A Metric for MLLM Alignment in Large-scale Recommendation
This addresses the problem of costly and inaccurate MLLM alignment evaluation for large-scale recommender systems, though it is incremental as it builds on existing multimodal recommendation techniques.
The paper tackles the challenge of evaluating multimodal large language model (MLLM) alignment in recommendation systems by proposing the Leakage Impact Score (LIS) metric, which measures the upper bound of preference data efficiently, and online A/B tests on Xiaohongshu's production systems show significant improvements in user spent time and advertiser value.
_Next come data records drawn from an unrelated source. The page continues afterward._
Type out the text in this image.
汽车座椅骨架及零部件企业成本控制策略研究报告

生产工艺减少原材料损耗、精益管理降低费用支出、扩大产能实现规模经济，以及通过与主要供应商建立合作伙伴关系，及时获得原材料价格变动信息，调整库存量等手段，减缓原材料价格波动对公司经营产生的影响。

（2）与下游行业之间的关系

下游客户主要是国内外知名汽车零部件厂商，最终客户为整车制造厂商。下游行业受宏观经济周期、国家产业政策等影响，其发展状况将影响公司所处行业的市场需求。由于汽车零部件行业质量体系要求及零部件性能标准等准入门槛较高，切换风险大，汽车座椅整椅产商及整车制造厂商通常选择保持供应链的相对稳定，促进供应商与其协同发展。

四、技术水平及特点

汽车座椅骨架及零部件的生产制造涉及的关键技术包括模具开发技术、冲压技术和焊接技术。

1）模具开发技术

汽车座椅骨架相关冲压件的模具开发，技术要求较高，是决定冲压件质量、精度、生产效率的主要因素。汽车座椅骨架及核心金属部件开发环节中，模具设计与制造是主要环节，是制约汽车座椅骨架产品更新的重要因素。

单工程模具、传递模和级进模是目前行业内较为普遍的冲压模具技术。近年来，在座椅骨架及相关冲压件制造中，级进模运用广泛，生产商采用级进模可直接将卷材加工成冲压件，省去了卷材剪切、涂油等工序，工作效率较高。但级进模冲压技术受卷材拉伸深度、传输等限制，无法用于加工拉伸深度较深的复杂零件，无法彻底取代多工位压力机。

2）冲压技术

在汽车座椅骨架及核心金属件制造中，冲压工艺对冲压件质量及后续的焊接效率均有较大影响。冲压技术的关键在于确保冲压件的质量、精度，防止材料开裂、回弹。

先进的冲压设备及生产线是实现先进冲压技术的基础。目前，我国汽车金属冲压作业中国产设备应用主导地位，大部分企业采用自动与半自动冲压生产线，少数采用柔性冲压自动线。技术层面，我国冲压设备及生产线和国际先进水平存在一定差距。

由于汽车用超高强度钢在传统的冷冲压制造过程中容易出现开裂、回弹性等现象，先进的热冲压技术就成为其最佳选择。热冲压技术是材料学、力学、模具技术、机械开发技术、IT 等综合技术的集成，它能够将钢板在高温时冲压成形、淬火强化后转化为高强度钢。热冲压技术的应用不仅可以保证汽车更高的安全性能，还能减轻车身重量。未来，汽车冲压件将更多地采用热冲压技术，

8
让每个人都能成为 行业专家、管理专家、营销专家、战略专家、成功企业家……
Multimodal recommendation has emerged as a critical technique in modern recommender systems, leveraging content representations from advanced multimodal large language models (MLLMs). To ensure these representations are well-adapted, alignment with the recommender system is essential. However, evaluating the alignment of MLLMs for recommendation presents significant challenges due to three key issues: (1) static benchmarks are inaccurate because of the dynamism in real-world applications, (2) evaluations with online system, while accurate, are prohibitively expensive at scale, and (3) conventional metrics fail to provide actionable insights when learned representations underperform. To address these challenges, we propose the Leakage Impact Score (LIS), a novel metric for multimodal recommendation. Rather than directly assessing MLLMs, LIS efficiently measures the upper bound of preference data. We also share practical insights on deploying MLLMs with LIS in real-world scenarios. Online A/B tests on both Content Feed and Display Ads of Xiaohongshu's Explore Feed production demonstrate the effectiveness of our proposed method, showing significant improvements in user spent time and advertiser value.